Alireza Ghaleh Nasseri

Sport
- Country: Iran
- Sport: Para-athletics
- Events: Discus throw; Shot put;

Medal record
Paralympic Games
| Silver medal – second place | 2016 Rio de Janeiro | Discus throw F56 |
Islamic Solidarity Games
| Silver medal – second place | 2017 Baku | Discus throw F56 |
| Silver medal – second place | 2017 Baku | Shot put F56 |
Asian Para Games
| Gold medal – first place | 2018 Jakarta | Discus throw F54/55/56 |

= Alireza Ghaleh Nasseri =

Iranian Paralympic athlete

Alireza Ghaleh Nasseri is an Iranian Paralympic athlete. He represented Iran at the 2016 Summer Paralympics held in Rio de Janeiro, Brazil and he won the silver medal in the men's discus throw F56 event.

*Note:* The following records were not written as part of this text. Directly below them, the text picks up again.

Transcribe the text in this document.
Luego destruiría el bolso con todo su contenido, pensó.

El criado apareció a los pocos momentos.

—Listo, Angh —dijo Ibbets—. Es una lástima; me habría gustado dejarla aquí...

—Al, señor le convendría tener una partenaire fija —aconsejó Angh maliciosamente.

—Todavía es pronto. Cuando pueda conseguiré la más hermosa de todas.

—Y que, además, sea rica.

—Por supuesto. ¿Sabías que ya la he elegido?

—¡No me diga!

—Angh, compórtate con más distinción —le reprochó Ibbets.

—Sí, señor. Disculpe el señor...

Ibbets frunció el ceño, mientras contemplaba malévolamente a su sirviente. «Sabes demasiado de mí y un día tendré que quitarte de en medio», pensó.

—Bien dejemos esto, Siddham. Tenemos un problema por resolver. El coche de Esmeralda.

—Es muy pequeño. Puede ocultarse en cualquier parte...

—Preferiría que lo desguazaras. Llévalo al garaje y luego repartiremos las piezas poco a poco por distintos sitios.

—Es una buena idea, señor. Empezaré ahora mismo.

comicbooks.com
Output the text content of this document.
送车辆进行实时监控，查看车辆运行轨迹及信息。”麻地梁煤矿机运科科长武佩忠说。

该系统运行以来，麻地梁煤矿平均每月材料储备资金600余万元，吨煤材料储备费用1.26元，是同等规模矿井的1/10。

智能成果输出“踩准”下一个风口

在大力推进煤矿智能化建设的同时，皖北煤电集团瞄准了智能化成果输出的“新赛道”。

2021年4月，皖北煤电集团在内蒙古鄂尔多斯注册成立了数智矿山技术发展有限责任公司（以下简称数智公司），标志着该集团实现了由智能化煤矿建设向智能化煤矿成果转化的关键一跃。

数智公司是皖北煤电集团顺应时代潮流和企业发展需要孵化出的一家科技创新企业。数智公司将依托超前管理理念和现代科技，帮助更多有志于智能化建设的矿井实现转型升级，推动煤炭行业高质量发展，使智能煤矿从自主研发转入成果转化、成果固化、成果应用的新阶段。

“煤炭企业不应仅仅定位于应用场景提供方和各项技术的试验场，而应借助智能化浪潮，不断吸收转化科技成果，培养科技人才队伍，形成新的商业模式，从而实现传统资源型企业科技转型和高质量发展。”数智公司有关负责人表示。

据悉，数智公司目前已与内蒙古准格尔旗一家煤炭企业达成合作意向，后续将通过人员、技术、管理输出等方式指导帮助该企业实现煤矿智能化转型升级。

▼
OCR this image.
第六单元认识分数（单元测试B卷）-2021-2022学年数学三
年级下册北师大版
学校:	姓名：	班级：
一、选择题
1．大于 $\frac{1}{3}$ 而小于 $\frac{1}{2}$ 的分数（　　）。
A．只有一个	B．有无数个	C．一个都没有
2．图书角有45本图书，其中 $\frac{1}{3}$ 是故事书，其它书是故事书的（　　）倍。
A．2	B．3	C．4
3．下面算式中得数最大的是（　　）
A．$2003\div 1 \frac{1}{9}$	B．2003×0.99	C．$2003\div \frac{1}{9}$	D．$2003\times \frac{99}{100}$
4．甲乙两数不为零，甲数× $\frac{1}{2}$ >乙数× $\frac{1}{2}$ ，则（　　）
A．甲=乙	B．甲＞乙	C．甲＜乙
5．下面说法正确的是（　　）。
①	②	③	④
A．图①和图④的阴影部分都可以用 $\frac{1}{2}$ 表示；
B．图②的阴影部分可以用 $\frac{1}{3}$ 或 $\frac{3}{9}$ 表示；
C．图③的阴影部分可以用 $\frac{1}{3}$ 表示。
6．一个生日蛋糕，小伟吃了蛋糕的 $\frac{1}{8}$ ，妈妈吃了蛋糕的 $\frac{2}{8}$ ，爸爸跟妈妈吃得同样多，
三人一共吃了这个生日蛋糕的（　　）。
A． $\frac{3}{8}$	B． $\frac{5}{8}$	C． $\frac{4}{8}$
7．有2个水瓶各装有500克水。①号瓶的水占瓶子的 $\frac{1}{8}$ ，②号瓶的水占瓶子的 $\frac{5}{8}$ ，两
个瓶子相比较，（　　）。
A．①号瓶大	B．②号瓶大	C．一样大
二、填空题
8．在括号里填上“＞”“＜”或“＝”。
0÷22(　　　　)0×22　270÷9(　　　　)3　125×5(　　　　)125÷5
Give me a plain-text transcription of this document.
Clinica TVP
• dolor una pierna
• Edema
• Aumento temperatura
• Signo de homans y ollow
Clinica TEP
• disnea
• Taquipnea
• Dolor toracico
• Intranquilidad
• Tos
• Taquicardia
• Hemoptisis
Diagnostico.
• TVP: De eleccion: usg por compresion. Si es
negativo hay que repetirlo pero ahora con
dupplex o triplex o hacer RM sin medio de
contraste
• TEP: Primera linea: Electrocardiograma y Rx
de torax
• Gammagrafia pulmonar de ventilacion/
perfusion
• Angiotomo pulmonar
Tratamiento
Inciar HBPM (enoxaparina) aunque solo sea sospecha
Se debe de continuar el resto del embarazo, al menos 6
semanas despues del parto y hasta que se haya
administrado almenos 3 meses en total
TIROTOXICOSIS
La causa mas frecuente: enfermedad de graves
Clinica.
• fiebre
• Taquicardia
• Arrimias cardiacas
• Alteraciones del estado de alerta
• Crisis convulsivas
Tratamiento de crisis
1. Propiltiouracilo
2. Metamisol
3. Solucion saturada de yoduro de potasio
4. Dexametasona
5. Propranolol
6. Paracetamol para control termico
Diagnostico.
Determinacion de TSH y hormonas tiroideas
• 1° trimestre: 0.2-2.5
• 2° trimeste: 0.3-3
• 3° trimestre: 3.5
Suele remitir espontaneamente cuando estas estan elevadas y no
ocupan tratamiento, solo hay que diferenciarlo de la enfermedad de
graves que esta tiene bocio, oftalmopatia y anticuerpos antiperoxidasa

In 2017, he won two medals at the Islamic Solidarity Games held in Baku, Azerbaijan: the silver medal in the men's shot put F56 event and the silver medal in the men's discus throw F56 event.

At the 2018 Asian Para Games held in Jakarta, Indonesia, he won the gold medal in the men's discus throw F54/55/56 event.